Desesperación y verdad
En 1955, luego del derrocamiento de Juan Domingo Perón, Jorge Luis Borges es designado director de la Biblioteca Nacional. La decisión representa para él un reconocimiento y una condena: ahora que tiene tiempo y una cantidad infinita de libros para leer, ha perdido definitivamente la vista. Es un ciego que dispone de una biblioteca interminable. Como Borges era Borges, la paradoja lo lleva a escribir un texto hermoso, casi zumbón, el “Poema de los dones”.

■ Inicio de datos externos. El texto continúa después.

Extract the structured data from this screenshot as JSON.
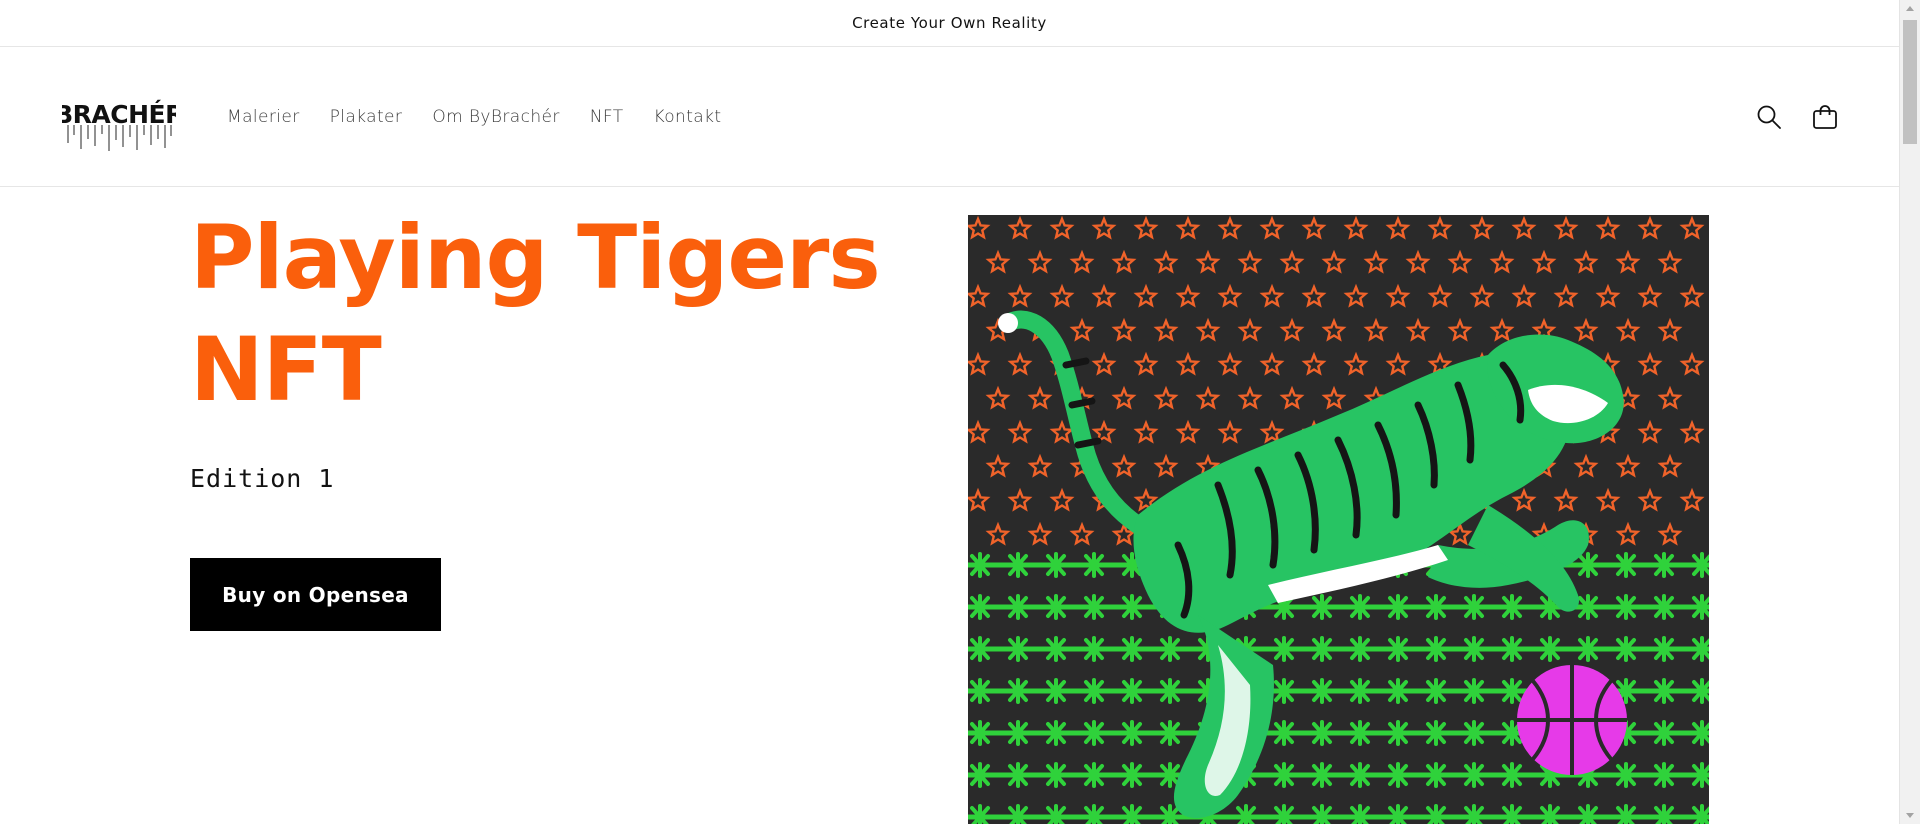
{
  "announcement": {
    "text": "Create Your Own Reality"
  },
  "header": {
    "logo_text": "BRACHÉR",
    "nav": [
      {
        "label": "Malerier"
      },
      {
        "label": "Plakater"
      },
      {
        "label": "Om ByBrachér"
      },
      {
        "label": "NFT"
      },
      {
        "label": "Kontakt"
      }
    ],
    "icons": {
      "search": "search-icon",
      "cart": "cart-icon"
    }
  },
  "hero": {
    "title": "Playing Tigers NFT",
    "subtitle": "Edition 1",
    "button_label": "Buy on Opensea",
    "image_alt": "Green tiger leaping over stars with a pink basketball"
  },
  "colors": {
    "accent": "#fa5f0c",
    "button_bg": "#000000",
    "button_text": "#ffffff",
    "art_background": "#2a2a2a",
    "art_stars": "#f0632a",
    "art_tiger": "#27c463",
    "art_grass": "#2fd23b",
    "art_ball": "#e63ae8"
  }
}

En una categoría completamente distinta, por supuesto, vivo actualmente mi propia paradoja: ahora que soy dueño de una librería y cuento con miles de libros para leer, no tengo el tiempo para hacerlo. Tampoco fui capaz de escribir ningún poema, apenas textos como este. Los libros que aguardaban en vano a Borges pertenecían a un legado cultural. Las librerías trabajan, en cambio, con títulos relativamente nuevos o de autores contemporáneos. No me quejo: puedo ojear sin costo ejemplares que de otra manera no llegarían a mis manos. Calibro el ritmo, desesperante, de la aparición de las novedades: todos los meses cajas con títulos que comprimen la ansiedad y la expectativa de sus autores (si supieran que la atención dura apenas unos días; que ya corre, inexorable, el tiempo del olvido).
Así las cosas agarro al azar algunos títulos y comienzo una lectura distraída de las primeras páginas, de parado, impaciente por pasar al que sigue. A veces la pierna o el brazo se me acalambra, la postura me incomoda, y eso significa que el libro me interesó: entonces voy a sentarme y al rato estoy sumergido en una nueva lectura como sin quererlo. No pasa mucho, pero a veces pasa.
La última vez fue esta semana con una biografía sobre Mario Levrero escrita por Mauro Libertella y publicada en 2019. Es un libro breve y bien escrito. Debo agradecerle el hecho de haberme devuelto las ganas de leer, una vez más, a Levrero. De casualidad (¿o no tanto?), este año se editaron al menos dos libros del escritor uruguayo fallecido en 2004: Cartas a la princesa y El portero y el otro.
Este segundo volumen es una reedición de un libro de 1992 que contiene trece relatos (con toda la originalidad que suelen tener los cuentos de Levrero), dos piezas de carácter autobiográfico (“Apuntes bonaerenses” y “Diario de un canalla”) y una entrevista que el autor se hace a sí mismo en noviembre de 1987 (“Entrevista imaginaria con Mario Levrero por Mario Levrero”). Estos tres textos, que cierran el libro, pertenecen al período en que el escritor vivió en Buenos Aires, empleado en una revista de crucigramas.
El tono confesional ya es el de su obra clave, La novela luminosa (“Sé que mi literatura es un arte menor. Pero también sé que es un arte. La valoro como algo auténtico”). ¿Qué es el arte para Levrero? “El intento de comunicar una experiencia espiritual”. Es lo que se propone en “Diario de un canalla”: volver a escribir luego de una operación en la que creyó que iba a morir. En sus palabras se aúnan desesperación y verdad: “Escribo para escribirme yo. No me fastidien con el estilo ni con la estructura: esto no es una novela, carajo. Me estoy jugando la vida”.
En el patio de su oscuro departamento aparece un pichón de gorrión que no sabe volar. En ese gorrión cree ver una experiencia espiritual, una metáfora de su vida porteña, sin mujer y en soledad. El pájaro se salvará, como Levrero logró salvarse de los médicos. Y en el intento de realizar una especie de terapia grafológica (como lo hiciera luego con otro libro único, El discurso vacío) nos deja iluminaciones como esta: “Una vez que la sociedad o parte de ella pierde la noción de alma, o de espíritu, y trata al ser viviente desde el punto de vista meramente material, en adelante la tortura y el crimen advienen casi naturalmente, como corolario. ¿Qué mal puede haber en destrozar un objeto?”. Sus palabras resuenan de una manera muy especial en tiempos turbulentos como los que nos toca vivir.